Robert has two adult children, two young grandchildren and a wife of over fifty years. He is devoted to all of them. He is also very fond of Rosalind Franklin (his office companion corgi), and his homebound cat Muninn. He just likes people, their pets and their stories.

Elizabeth N.R. Friman


Elizabeth Noble Rollings Friman is a principal and licensed fiduciary at Fleming & Curti, PLC. Elizabeth enjoys estate planning and helping families navigate trust and probate administrations. She is passionate about the fiduciary work that she performs as a trustee, personal representative, guardian, and conservator. Elizabeth works with CPAs, financial professionals, case managers, and medical providers to tailor solutions to complex family challenges. Elizabeth is often called upon to serve as a neutral party so that families can avoid protracted legal conflict. Elizabeth relies on the expertise of her team at Fleming & Curti, and as the Firm approaches its third decade, she is proud of the culture of care and consideration that the Firm embodies.
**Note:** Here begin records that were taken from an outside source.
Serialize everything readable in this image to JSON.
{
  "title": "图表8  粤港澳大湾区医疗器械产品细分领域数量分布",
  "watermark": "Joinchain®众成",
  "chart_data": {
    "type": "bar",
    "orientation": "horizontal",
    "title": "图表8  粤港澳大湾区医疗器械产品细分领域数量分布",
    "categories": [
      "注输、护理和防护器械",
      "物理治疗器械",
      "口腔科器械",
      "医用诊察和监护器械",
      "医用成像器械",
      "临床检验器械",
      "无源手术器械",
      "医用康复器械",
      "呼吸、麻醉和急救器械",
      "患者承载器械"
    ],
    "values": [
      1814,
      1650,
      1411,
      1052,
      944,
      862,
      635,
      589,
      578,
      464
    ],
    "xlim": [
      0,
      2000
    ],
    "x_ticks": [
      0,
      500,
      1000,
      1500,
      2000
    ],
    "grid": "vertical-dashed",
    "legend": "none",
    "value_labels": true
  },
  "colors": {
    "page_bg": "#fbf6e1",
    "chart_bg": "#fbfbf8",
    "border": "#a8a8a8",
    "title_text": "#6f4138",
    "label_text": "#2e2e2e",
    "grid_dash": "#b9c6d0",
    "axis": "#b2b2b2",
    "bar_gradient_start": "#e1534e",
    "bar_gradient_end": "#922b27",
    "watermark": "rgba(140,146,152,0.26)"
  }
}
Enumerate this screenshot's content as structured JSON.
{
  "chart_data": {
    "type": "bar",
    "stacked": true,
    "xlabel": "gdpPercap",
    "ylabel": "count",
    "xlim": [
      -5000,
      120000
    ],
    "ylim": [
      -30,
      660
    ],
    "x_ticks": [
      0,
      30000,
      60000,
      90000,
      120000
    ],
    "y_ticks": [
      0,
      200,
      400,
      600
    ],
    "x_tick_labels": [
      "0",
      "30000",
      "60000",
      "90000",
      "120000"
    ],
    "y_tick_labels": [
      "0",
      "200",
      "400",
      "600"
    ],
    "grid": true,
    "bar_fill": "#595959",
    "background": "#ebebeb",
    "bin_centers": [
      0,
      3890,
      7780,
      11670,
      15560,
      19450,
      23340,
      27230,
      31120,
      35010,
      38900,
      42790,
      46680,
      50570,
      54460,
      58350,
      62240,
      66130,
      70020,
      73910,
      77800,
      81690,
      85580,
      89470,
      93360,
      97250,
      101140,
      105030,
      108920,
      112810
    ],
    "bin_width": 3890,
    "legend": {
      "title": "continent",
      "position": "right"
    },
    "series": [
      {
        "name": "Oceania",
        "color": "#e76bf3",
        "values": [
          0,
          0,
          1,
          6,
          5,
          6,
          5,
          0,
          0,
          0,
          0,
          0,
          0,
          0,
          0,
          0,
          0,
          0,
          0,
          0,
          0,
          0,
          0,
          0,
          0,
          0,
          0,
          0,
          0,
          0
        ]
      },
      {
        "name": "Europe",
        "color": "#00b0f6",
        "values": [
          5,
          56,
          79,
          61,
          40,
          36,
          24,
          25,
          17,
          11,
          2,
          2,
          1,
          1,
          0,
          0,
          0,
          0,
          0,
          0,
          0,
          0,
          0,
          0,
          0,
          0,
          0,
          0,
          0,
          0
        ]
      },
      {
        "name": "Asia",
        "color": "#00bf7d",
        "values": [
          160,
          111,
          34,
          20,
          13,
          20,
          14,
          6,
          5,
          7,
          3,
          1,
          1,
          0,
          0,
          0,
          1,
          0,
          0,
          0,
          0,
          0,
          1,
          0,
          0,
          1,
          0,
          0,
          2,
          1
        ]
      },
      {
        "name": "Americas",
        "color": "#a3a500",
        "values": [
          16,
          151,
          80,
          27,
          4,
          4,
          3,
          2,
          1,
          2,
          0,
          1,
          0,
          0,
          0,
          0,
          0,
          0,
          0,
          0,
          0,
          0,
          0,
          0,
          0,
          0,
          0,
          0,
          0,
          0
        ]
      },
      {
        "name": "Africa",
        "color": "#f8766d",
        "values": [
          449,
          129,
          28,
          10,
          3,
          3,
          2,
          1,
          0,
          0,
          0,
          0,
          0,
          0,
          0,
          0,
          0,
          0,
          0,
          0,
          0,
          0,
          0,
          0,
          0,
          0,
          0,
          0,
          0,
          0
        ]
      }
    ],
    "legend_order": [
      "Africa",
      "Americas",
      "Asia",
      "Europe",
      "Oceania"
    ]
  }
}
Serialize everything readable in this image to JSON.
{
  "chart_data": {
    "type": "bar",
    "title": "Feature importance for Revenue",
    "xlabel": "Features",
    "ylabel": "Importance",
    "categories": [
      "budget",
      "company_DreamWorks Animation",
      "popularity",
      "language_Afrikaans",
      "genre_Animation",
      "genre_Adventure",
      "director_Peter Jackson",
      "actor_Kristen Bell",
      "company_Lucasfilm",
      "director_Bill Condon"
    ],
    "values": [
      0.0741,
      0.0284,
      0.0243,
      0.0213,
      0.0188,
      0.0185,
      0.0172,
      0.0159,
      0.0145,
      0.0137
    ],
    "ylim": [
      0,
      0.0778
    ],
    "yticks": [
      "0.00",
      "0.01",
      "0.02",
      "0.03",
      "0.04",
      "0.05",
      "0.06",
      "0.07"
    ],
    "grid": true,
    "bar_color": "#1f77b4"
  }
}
Finding workable solutions to sensitive and complex family challenges is something that Elizabeth and the Fleming & Curti team do well.

Amy F. Matheson


Amy Farrell Matheson has worked as an attorney at Fleming & Curti since 2006. A member of the Southern Arizona Estate Planning Council, she is primarily responsible for estate planning and probate matters.

Amy graduated from Wellesley College with a double major in political science and English. She is an honors graduate of Suffolk University Law School and has been admitted to practice in Arizona, Massachusetts, New York, and the District of Columbia.

Prior to joining Fleming & Curti, Amy worked for American Public Television in Boston, and with the international trade group at White & Case, LLP, in Washington, D.C.

Amy’s husband, Tom, is an astronomer at NOIRLab and the Head of Time Domain Services, whose main project is ANTARES. Sadly, this does not involve actual time travel. Amy’s twin daughters are high school students; Finn, her Irish Red and White Setter, remains a puppy at heart.

Famous people's wills

Matthew M. Mansour


Matthew is a law clerk who recently earned his law degree from the University of Arizona James E. Rogers College of Law. His undergraduate degree is in psychology from the University of California, Santa Barbara. Matthew has had a passion for advocacy in the Tucson community since his time as a law student representative in the Workers’ Rights Clinic. He also has worked in both the Pima County Attorney’s Office and the Pima County Public Defender’s Office. He enjoys playing basketball, caring for his cat, and listening to audiobooks narrated by the authors.